Obituaries

Pioneering geneticist David Botstein dies at 83

Botstein discovered a method for locating disease-causing genes in human DNA before the arrival of genome sequencing

March 26, 2026 15:13
Plos_botstein.jpg
David Botstein. (Photo: PLoS via Wikimedia Commons)
2 min read

David Botstein, a pioneering molecular biologist and geneticist who discovered a method for finding disease-causing genes in human DNA, died on 27 February at the age of 83.

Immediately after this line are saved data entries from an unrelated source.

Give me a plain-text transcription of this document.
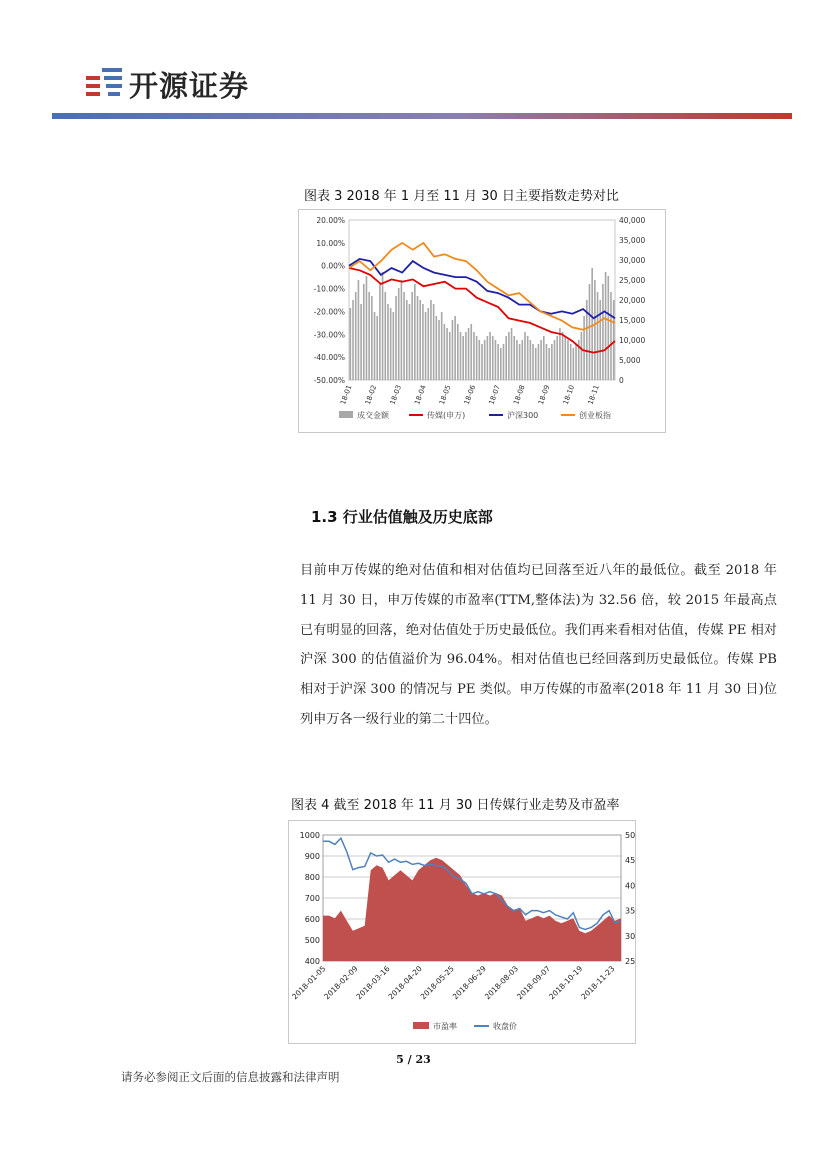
开源证券
图表 3 2018 年 1 月至 11 月 30 日主要指数走势对比
20.00%
10.00%
0.00%
-10.00%
-20.00%
-30.00%
-40.00%
-50.00%
40,000
35,000
30,000
25,000
20,000
15,000
10,000
5,000
0
18-01 18-02 18-03 18-04 18-05 18-06 18-07 18-08 18-09 18-10 18-11
成交金额	传媒(申万)	沪深300	创业板指
1.3 行业估值触及历史底部
目前申万传媒的绝对估值和相对估值均已回落至近八年的最低位。截至 2018 年 11 月 30 日，申万传媒的市盈率(TTM,整体法)为 32.56 倍，较 2015 年最高点已有明显的回落，绝对估值处于历史最低位。我们再来看相对估值，传媒 PE 相对沪深 300 的估值溢价为 96.04%。相对估值也已经回落到历史最低位。传媒 PB 相对于沪深 300 的情况与 PE 类似。申万传媒的市盈率(2018 年 11 月 30 日)位列申万各一级行业的第二十四位。
图表 4 截至 2018 年 11 月 30 日传媒行业走势及市盈率
1000
900
800
700
600
500
400
50
45
40
35
30
25
2018-01-05
2018-02-09
2018-03-16
2018-04-20
2018-05-25
2018-06-29
2018-08-03
2018-09-07
2018-10-19
2018-11-23
市盈率	收盘价
5 / 23
请务必参阅正文后面的信息披露和法律声明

Botstein exposed a solution to one of the defining problems in the study of the human genome at a time when little was understood about the way the thousands of individual genes in a human body interacted with one another to compose a person’s DNA. Through experiments with yeast samples in 1977, Botstein discovered that he could map out the genes by looking for variations in the “spelling” of DNA, which he could then use as markers of nearby genes. The discovery allowed scientists to locate genes for a plethora of diseases including cystic fibrosis and Huntington’s disease, as well as inherited risk for breast cancer and thousands of other afflictions.

“I can’t tell you how huge a problem this was,” Eric Lander, a molecular biologist at the Broad Institute of MIT and Harvard University, said in an interview. “David Botstein is the first person who solved that problem. It was a heroic, amazing contribution. He cracked open the biggest problem in human genetics.”

David Botsztejn, born on 8 September, 1942 in Zurich, was the oldest of three children by parents Chaim and Anna, who were clinical research physicians from Poland. They had come to Switzerland 10 years earlier as medical students, evading the Nazi takeover of their home country, and remained there while many members of their family died in the Holocaust.